The Gulf Wars brought to the fore a new generation of Arab and Muslim activists seeking to change American policies by operating within the system. The majority did not approve of American war on Iraq, not because they were fond of Saddam Hussein or his policies, but because they were not convinced by the government's justification for launching the attacks. They were concerned that the U.S. government did not give diplomacy a chance, since from their perspective it was bent on destroying Iraq's army in order to maintain Israeli domination of the Arab world.

Unlike the activists of the 1970s, the newest generation of Arab-Americans is not spending time on establishing umbrella organizations, writing constitutions for these organizations, or running elections for officials or spokespersons. Rather, it has adopted modern means of communication, including the Internet, to create networks committed to justice and peace. This generation collaborates with existing organizations for human rights, minority rights, and religious rights. These activists are mostly in their twenties and thirties, and they take American values very seriously. They believe that they are working to create a better America, one that is not blinded by special interests but is truly guided by the values it preaches. In the process, they believe that they are truly Arab—and also truly American.
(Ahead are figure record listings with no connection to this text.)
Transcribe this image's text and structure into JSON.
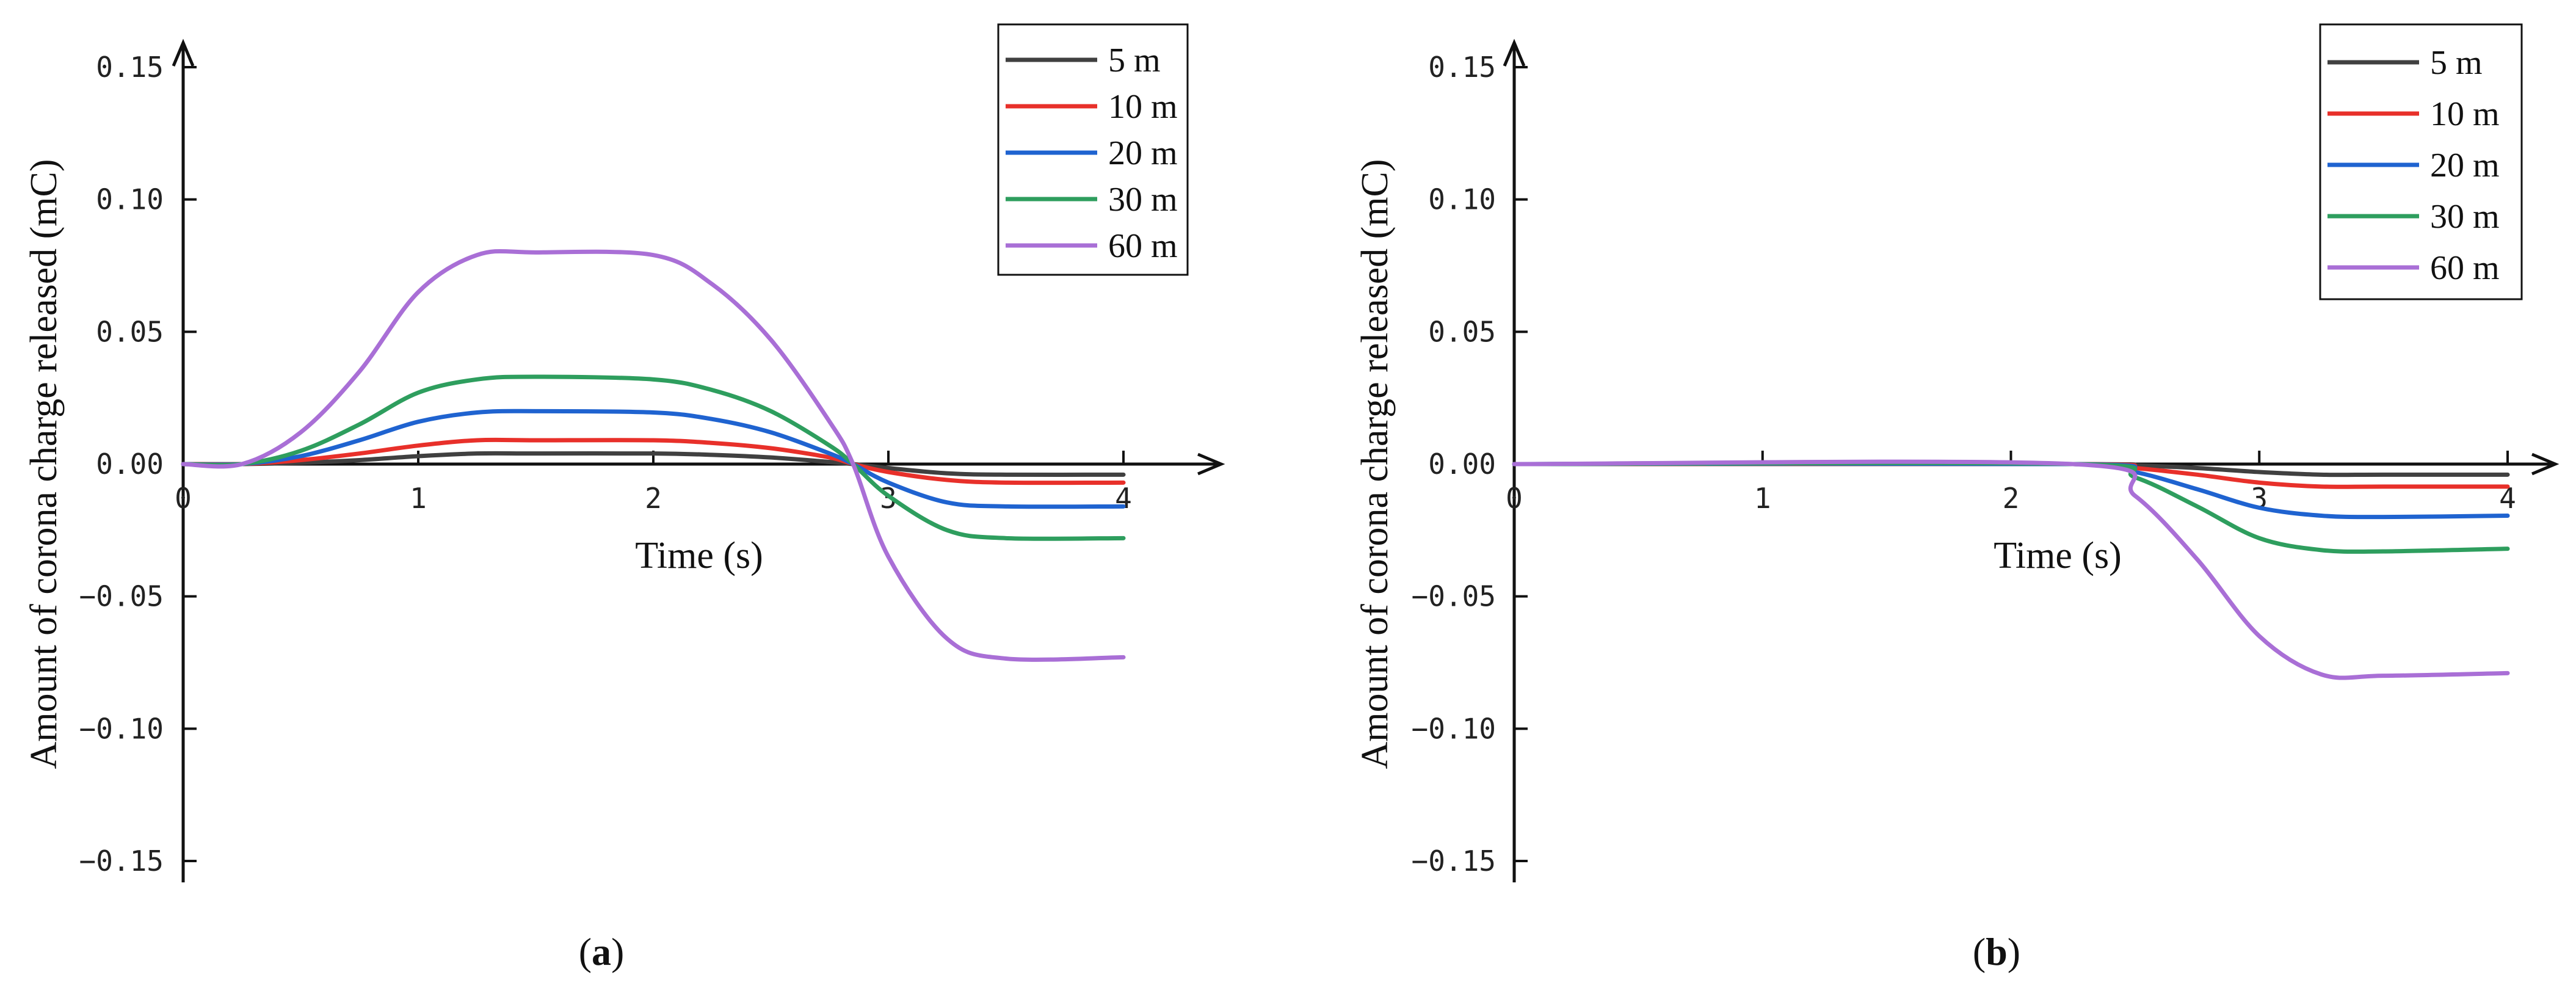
{
  "chart_data": [
    {
      "type": "line",
      "panel_label": "a",
      "xlabel": "Time (s)",
      "ylabel": "Amount of corona charge released (mC)",
      "xlim": [
        0,
        4
      ],
      "ylim": [
        -0.15,
        0.15
      ],
      "xticks": [
        "0",
        "1",
        "2",
        "3",
        "4"
      ],
      "yticks": [
        "0.15",
        "0.10",
        "0.05",
        "0.00",
        "−0.05",
        "−0.10",
        "−0.15"
      ],
      "legend_position": "top-right",
      "grid": false,
      "series": [
        {
          "name": "5 m",
          "color": "#404040",
          "points": [
            [
              0,
              0
            ],
            [
              0.25,
              0
            ],
            [
              0.5,
              0.0005
            ],
            [
              0.75,
              0.0015
            ],
            [
              1.0,
              0.003
            ],
            [
              1.25,
              0.004
            ],
            [
              1.5,
              0.004
            ],
            [
              2.0,
              0.004
            ],
            [
              2.25,
              0.0035
            ],
            [
              2.5,
              0.0025
            ],
            [
              2.75,
              0.0008
            ],
            [
              2.85,
              0
            ],
            [
              3.0,
              -0.0015
            ],
            [
              3.25,
              -0.0035
            ],
            [
              3.5,
              -0.004
            ],
            [
              4.0,
              -0.004
            ]
          ]
        },
        {
          "name": "10 m",
          "color": "#e8302a",
          "points": [
            [
              0,
              0
            ],
            [
              0.25,
              0
            ],
            [
              0.5,
              0.0015
            ],
            [
              0.75,
              0.004
            ],
            [
              1.0,
              0.007
            ],
            [
              1.25,
              0.009
            ],
            [
              1.5,
              0.009
            ],
            [
              2.0,
              0.009
            ],
            [
              2.25,
              0.008
            ],
            [
              2.5,
              0.006
            ],
            [
              2.75,
              0.0025
            ],
            [
              2.85,
              0
            ],
            [
              3.0,
              -0.003
            ],
            [
              3.25,
              -0.006
            ],
            [
              3.5,
              -0.007
            ],
            [
              4.0,
              -0.007
            ]
          ]
        },
        {
          "name": "20 m",
          "color": "#1f63d0",
          "points": [
            [
              0,
              0
            ],
            [
              0.25,
              0
            ],
            [
              0.5,
              0.003
            ],
            [
              0.75,
              0.009
            ],
            [
              1.0,
              0.016
            ],
            [
              1.25,
              0.0195
            ],
            [
              1.5,
              0.02
            ],
            [
              2.0,
              0.0195
            ],
            [
              2.25,
              0.017
            ],
            [
              2.5,
              0.012
            ],
            [
              2.75,
              0.004
            ],
            [
              2.85,
              0
            ],
            [
              3.0,
              -0.007
            ],
            [
              3.25,
              -0.0145
            ],
            [
              3.5,
              -0.016
            ],
            [
              4.0,
              -0.016
            ]
          ]
        },
        {
          "name": "30 m",
          "color": "#2e9e5e",
          "points": [
            [
              0,
              0
            ],
            [
              0.25,
              0
            ],
            [
              0.5,
              0.005
            ],
            [
              0.75,
              0.015
            ],
            [
              1.0,
              0.027
            ],
            [
              1.25,
              0.032
            ],
            [
              1.5,
              0.033
            ],
            [
              2.0,
              0.032
            ],
            [
              2.25,
              0.028
            ],
            [
              2.5,
              0.02
            ],
            [
              2.75,
              0.007
            ],
            [
              2.85,
              0
            ],
            [
              3.0,
              -0.012
            ],
            [
              3.25,
              -0.025
            ],
            [
              3.5,
              -0.028
            ],
            [
              4.0,
              -0.028
            ]
          ]
        },
        {
          "name": "60 m",
          "color": "#a96fd6",
          "points": [
            [
              0,
              0
            ],
            [
              0.25,
              0
            ],
            [
              0.5,
              0.012
            ],
            [
              0.75,
              0.035
            ],
            [
              1.0,
              0.065
            ],
            [
              1.25,
              0.079
            ],
            [
              1.5,
              0.08
            ],
            [
              2.0,
              0.079
            ],
            [
              2.25,
              0.068
            ],
            [
              2.5,
              0.047
            ],
            [
              2.75,
              0.016
            ],
            [
              2.85,
              0
            ],
            [
              3.0,
              -0.035
            ],
            [
              3.25,
              -0.066
            ],
            [
              3.5,
              -0.0735
            ],
            [
              4.0,
              -0.073
            ]
          ]
        }
      ]
    },
    {
      "type": "line",
      "panel_label": "b",
      "xlabel": "Time (s)",
      "ylabel": "Amount of corona charge released (mC)",
      "xlim": [
        0,
        4
      ],
      "ylim": [
        -0.15,
        0.15
      ],
      "xticks": [
        "0",
        "1",
        "2",
        "3",
        "4"
      ],
      "yticks": [
        "0.15",
        "0.10",
        "0.05",
        "0.00",
        "−0.05",
        "−0.10",
        "−0.15"
      ],
      "legend_position": "top-right",
      "grid": false,
      "series": [
        {
          "name": "5 m",
          "color": "#404040",
          "points": [
            [
              0,
              0
            ],
            [
              2.25,
              0
            ],
            [
              2.5,
              -0.0005
            ],
            [
              2.75,
              -0.0015
            ],
            [
              3.0,
              -0.003
            ],
            [
              3.25,
              -0.004
            ],
            [
              3.5,
              -0.004
            ],
            [
              4.0,
              -0.004
            ]
          ]
        },
        {
          "name": "10 m",
          "color": "#e8302a",
          "points": [
            [
              0,
              0
            ],
            [
              2.25,
              0
            ],
            [
              2.5,
              -0.0015
            ],
            [
              2.75,
              -0.004
            ],
            [
              3.0,
              -0.007
            ],
            [
              3.25,
              -0.0085
            ],
            [
              3.5,
              -0.0085
            ],
            [
              4.0,
              -0.0085
            ]
          ]
        },
        {
          "name": "20 m",
          "color": "#1f63d0",
          "points": [
            [
              0,
              0
            ],
            [
              2.25,
              0
            ],
            [
              2.5,
              -0.003
            ],
            [
              2.75,
              -0.0095
            ],
            [
              3.0,
              -0.0165
            ],
            [
              3.25,
              -0.0195
            ],
            [
              3.5,
              -0.02
            ],
            [
              4.0,
              -0.0195
            ]
          ]
        },
        {
          "name": "30 m",
          "color": "#2e9e5e",
          "points": [
            [
              0,
              0
            ],
            [
              2.25,
              0
            ],
            [
              2.5,
              -0.005
            ],
            [
              2.75,
              -0.016
            ],
            [
              3.0,
              -0.028
            ],
            [
              3.25,
              -0.0325
            ],
            [
              3.5,
              -0.033
            ],
            [
              4.0,
              -0.032
            ]
          ]
        },
        {
          "name": "60 m",
          "color": "#a96fd6",
          "points": [
            [
              0,
              0
            ],
            [
              2.25,
              0
            ],
            [
              2.5,
              -0.012
            ],
            [
              2.75,
              -0.036
            ],
            [
              3.0,
              -0.065
            ],
            [
              3.25,
              -0.0795
            ],
            [
              3.5,
              -0.08
            ],
            [
              4.0,
              -0.079
            ]
          ]
        }
      ]
    }
  ]
}
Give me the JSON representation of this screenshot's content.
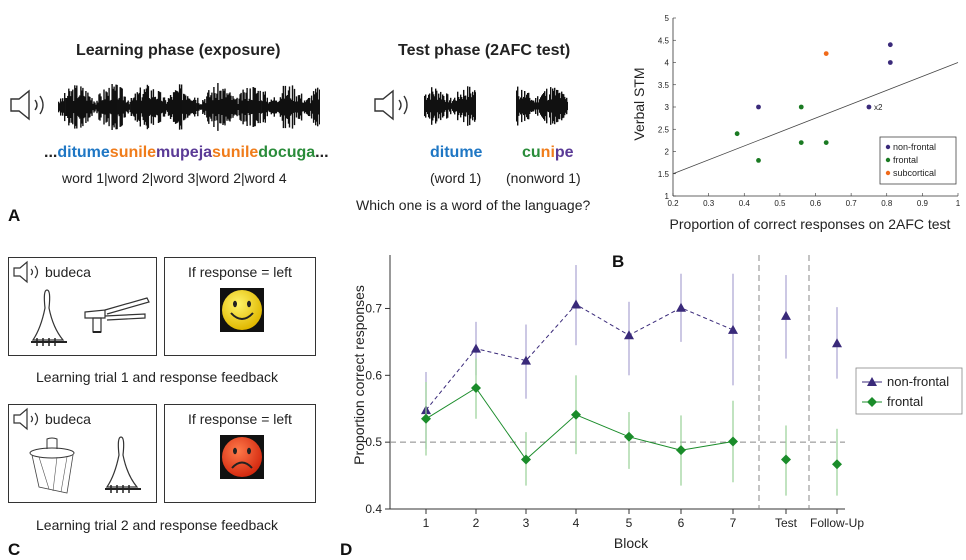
{
  "panelA": {
    "letter": "A",
    "learning_title": "Learning phase (exposure)",
    "test_title": "Test phase (2AFC test)",
    "stream": {
      "prefix": "...",
      "suffix": "...",
      "segments": [
        {
          "text": "ditume",
          "color": "#1f77c4"
        },
        {
          "text": "sunile",
          "color": "#f07c1a"
        },
        {
          "text": "mupeja",
          "color": "#5a3a96"
        },
        {
          "text": "sunile",
          "color": "#f07c1a"
        },
        {
          "text": "docuga",
          "color": "#2a8c3a"
        }
      ]
    },
    "words_line": "word 1|word 2|word 3|word 2|word 4",
    "test_word": {
      "text": "ditume",
      "color": "#1f77c4",
      "label": "(word 1)"
    },
    "test_nonword": {
      "label": "(nonword 1)",
      "segments": [
        {
          "text": "cu",
          "color": "#2a8c3a"
        },
        {
          "text": "ni",
          "color": "#f07c1a"
        },
        {
          "text": "pe",
          "color": "#5a3a96"
        }
      ]
    },
    "question": "Which one is a word of the language?"
  },
  "panelB": {
    "letter": "B",
    "ylabel": "Verbal STM",
    "xlabel": "Proportion of correct responses on 2AFC test",
    "annotation": "x2",
    "legend": [
      {
        "label": "non-frontal",
        "color": "#3a2a7a"
      },
      {
        "label": "frontal",
        "color": "#1a7a22"
      },
      {
        "label": "subcortical",
        "color": "#f06a1a"
      }
    ]
  },
  "panelC": {
    "letter": "C",
    "word": "budeca",
    "feedback_label": "If response = left",
    "trial1_caption": "Learning trial 1 and response feedback",
    "trial2_caption": "Learning trial 2 and response feedback"
  },
  "panelD": {
    "letter": "D",
    "ylabel": "Proportion correct responses",
    "xlabel": "Block",
    "legend": [
      {
        "label": "non-frontal",
        "color": "#3a2a7a"
      },
      {
        "label": "frontal",
        "color": "#1a8c2a"
      }
    ]
  },
  "chart_data": [
    {
      "type": "scatter",
      "ylabel": "Verbal STM",
      "xlabel": "Proportion of correct responses on 2AFC test",
      "xlim": [
        0.2,
        1
      ],
      "ylim": [
        1,
        5
      ],
      "xticks": [
        "0.2",
        "0.3",
        "0.4",
        "0.5",
        "0.6",
        "0.7",
        "0.8",
        "0.9",
        "1"
      ],
      "yticks": [
        "1",
        "1.5",
        "2",
        "2.5",
        "3",
        "3.5",
        "4",
        "4.5",
        "5"
      ],
      "series": [
        {
          "name": "non-frontal",
          "color": "#3a2a7a",
          "points": [
            [
              0.44,
              3.0
            ],
            [
              0.75,
              3.0
            ],
            [
              0.81,
              4.4
            ],
            [
              0.81,
              4.0
            ]
          ]
        },
        {
          "name": "frontal",
          "color": "#1a7a22",
          "points": [
            [
              0.38,
              2.4
            ],
            [
              0.44,
              1.8
            ],
            [
              0.56,
              3.0
            ],
            [
              0.56,
              2.2
            ],
            [
              0.63,
              2.2
            ]
          ]
        },
        {
          "name": "subcortical",
          "color": "#f06a1a",
          "points": [
            [
              0.63,
              4.2
            ]
          ]
        }
      ],
      "regression_line": [
        [
          0.2,
          1.5
        ],
        [
          1.0,
          4.0
        ]
      ],
      "legend_position": "bottom-right"
    },
    {
      "type": "line",
      "ylabel": "Proportion correct responses",
      "xlabel": "Block",
      "categories": [
        "1",
        "2",
        "3",
        "4",
        "5",
        "6",
        "7",
        "Test",
        "Follow-Up"
      ],
      "ylim": [
        0.4,
        0.78
      ],
      "yticks": [
        "0.4",
        "0.5",
        "0.6",
        "0.7"
      ],
      "chance_level": 0.5,
      "series": [
        {
          "name": "non-frontal",
          "marker": "triangle",
          "line": "dashed",
          "color": "#3a2a7a",
          "values": [
            0.548,
            0.64,
            0.622,
            0.706,
            0.66,
            0.701,
            0.668,
            0.689,
            0.648
          ],
          "error_low": [
            0.49,
            0.6,
            0.565,
            0.645,
            0.6,
            0.65,
            0.585,
            0.625,
            0.595
          ],
          "error_high": [
            0.605,
            0.68,
            0.676,
            0.765,
            0.71,
            0.752,
            0.752,
            0.75,
            0.702
          ]
        },
        {
          "name": "frontal",
          "marker": "diamond",
          "line": "solid",
          "color": "#1a8c2a",
          "values": [
            0.535,
            0.581,
            0.474,
            0.541,
            0.508,
            0.488,
            0.501,
            0.474,
            0.467
          ],
          "error_low": [
            0.48,
            0.535,
            0.435,
            0.482,
            0.46,
            0.435,
            0.44,
            0.42,
            0.42
          ],
          "error_high": [
            0.59,
            0.625,
            0.515,
            0.6,
            0.545,
            0.54,
            0.562,
            0.525,
            0.52
          ]
        }
      ],
      "legend_position": "right"
    }
  ]
}
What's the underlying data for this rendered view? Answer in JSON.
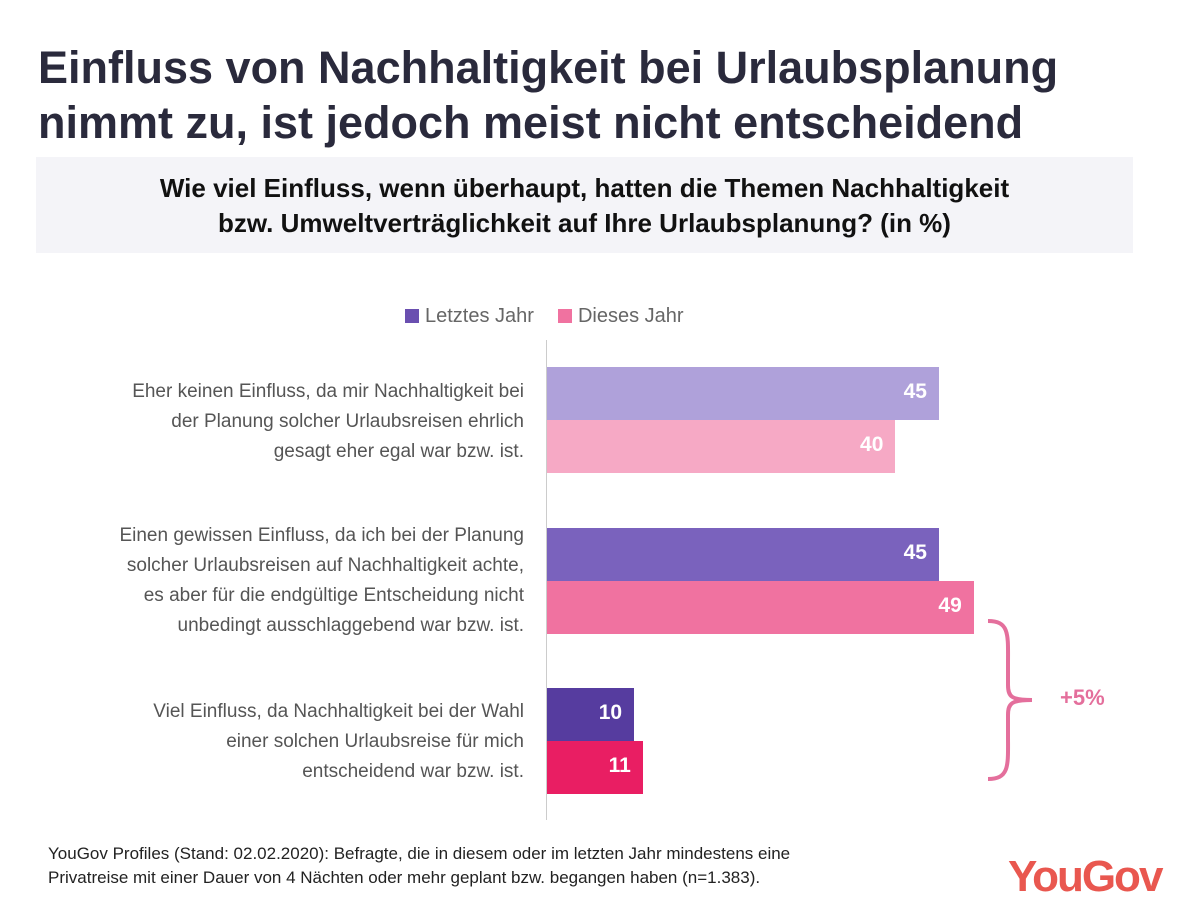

There is a marked difference between those who emigrated in the 1960s and the children and grandchildren of the immigrants of the 1870s. The latter have moved into the middle class and identify as Americans. They and their relatives have been drafted into the American armed forces and have served their country with distinction. One boasted that he had "three times as many relatives [three nephews] serving in the American military, defending American freedom in Iraq as the whole Congress of the United States put together."

The new immigrants who came as adults in the 1960s with preformed identities and a distinctive worldview are in the process of negotiating their identity in a hostile American environment. Increasingly, their children are reshaping them into Americans. For the children, America is the only homeland they know. They often repeat, "I want my parents' religion but not their culture." The parents, on the other hand, have been teaching their Arab culture as Islam, and they want to keep their children within the tradition. It is too early to guess where this process will lead, especially in light of American hostility to nonprivatized Islam. Increasingly, Americans are asking them to define themselves vis-à-vis America. What does it mean to them to be an American? Do they want to be American or hyphenated-American? Do they think of themselves as Muslims living in America? Do they think of themselves as American Muslims? Or do they think of themselves as Americans who happen to be Muslim? While the answers to such questions may vary, there is no doubt that the American public, the American security apparatus, and the American government are increasingly demanding clear and unequivocal answers. In the process, many young people who grew up identifying themselves as American and Muslim are increasingly experiencing relentless prejudice and discrimination. Tempered by prevalent hatred and "othering," many are reidentifying themselves as Arab-American or Muslim-American. As one woman put it, "I feel American, I bleed American, my country denies me that identity because I am a Muslim."